Her research included meeting some of the former members of CRASS, who still live in a commune in northeast London, as they have done since the mid-1960s.
“Southern Studios had this special sound and attitude and the establishment wouldn’t touch it, until they did,” Associate Professor Bennett says, wryly observing how the British mainstream has embraced punk music.
“In London this year there are ‘Punk 40’ celebrations including an exhibition at the British Library and projects funded by the Mayor of London’s Office and the British National Lottery.
“Punk has been embraced in a nostalgic and sentimental way by the very establishment that was so threatened by it 40 years ago, that feared it because they considered punk as mediating a violent uprising by the working class.”
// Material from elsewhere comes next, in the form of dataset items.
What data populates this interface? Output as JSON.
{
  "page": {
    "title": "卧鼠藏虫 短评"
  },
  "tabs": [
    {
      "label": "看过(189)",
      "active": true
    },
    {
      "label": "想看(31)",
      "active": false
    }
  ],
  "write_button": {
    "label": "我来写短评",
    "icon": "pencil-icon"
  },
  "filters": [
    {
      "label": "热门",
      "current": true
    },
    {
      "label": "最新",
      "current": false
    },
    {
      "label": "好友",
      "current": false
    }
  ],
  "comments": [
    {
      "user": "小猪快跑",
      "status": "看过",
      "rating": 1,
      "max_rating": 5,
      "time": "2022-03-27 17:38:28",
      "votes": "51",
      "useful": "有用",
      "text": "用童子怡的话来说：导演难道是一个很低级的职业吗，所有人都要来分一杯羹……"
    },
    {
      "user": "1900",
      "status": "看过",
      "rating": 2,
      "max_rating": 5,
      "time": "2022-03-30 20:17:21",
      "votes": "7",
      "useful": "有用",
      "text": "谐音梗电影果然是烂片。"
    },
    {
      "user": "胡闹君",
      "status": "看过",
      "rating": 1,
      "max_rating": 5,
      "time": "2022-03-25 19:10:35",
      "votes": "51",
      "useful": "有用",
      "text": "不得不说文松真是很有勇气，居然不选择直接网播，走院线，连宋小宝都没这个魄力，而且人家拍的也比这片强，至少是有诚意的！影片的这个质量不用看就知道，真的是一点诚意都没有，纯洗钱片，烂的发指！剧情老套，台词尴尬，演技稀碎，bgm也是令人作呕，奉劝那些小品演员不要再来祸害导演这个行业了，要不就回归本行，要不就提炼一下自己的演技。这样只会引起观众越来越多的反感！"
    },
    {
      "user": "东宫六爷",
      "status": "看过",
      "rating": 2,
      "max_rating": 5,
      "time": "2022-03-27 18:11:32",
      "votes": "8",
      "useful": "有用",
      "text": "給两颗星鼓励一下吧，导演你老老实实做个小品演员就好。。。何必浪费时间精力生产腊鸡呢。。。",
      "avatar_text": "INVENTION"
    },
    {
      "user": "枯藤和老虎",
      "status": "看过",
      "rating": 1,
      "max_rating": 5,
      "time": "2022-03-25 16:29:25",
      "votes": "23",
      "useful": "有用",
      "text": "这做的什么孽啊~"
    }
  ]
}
“Now punk is recognised as something special and integral to our culture. Punk’s embraced worldwide and is a global phenomena – recent writing has recognised punk bands in Tajikistan and Malaysia.”
After the conference, Associate Professor Bennett will also give a lecture to a graduate summer school in Portugal on her analysis of the Sex Pistols, particularly their lyrics and sonic and sound aesthetic, based on her 2015 article in Popular Music and Society.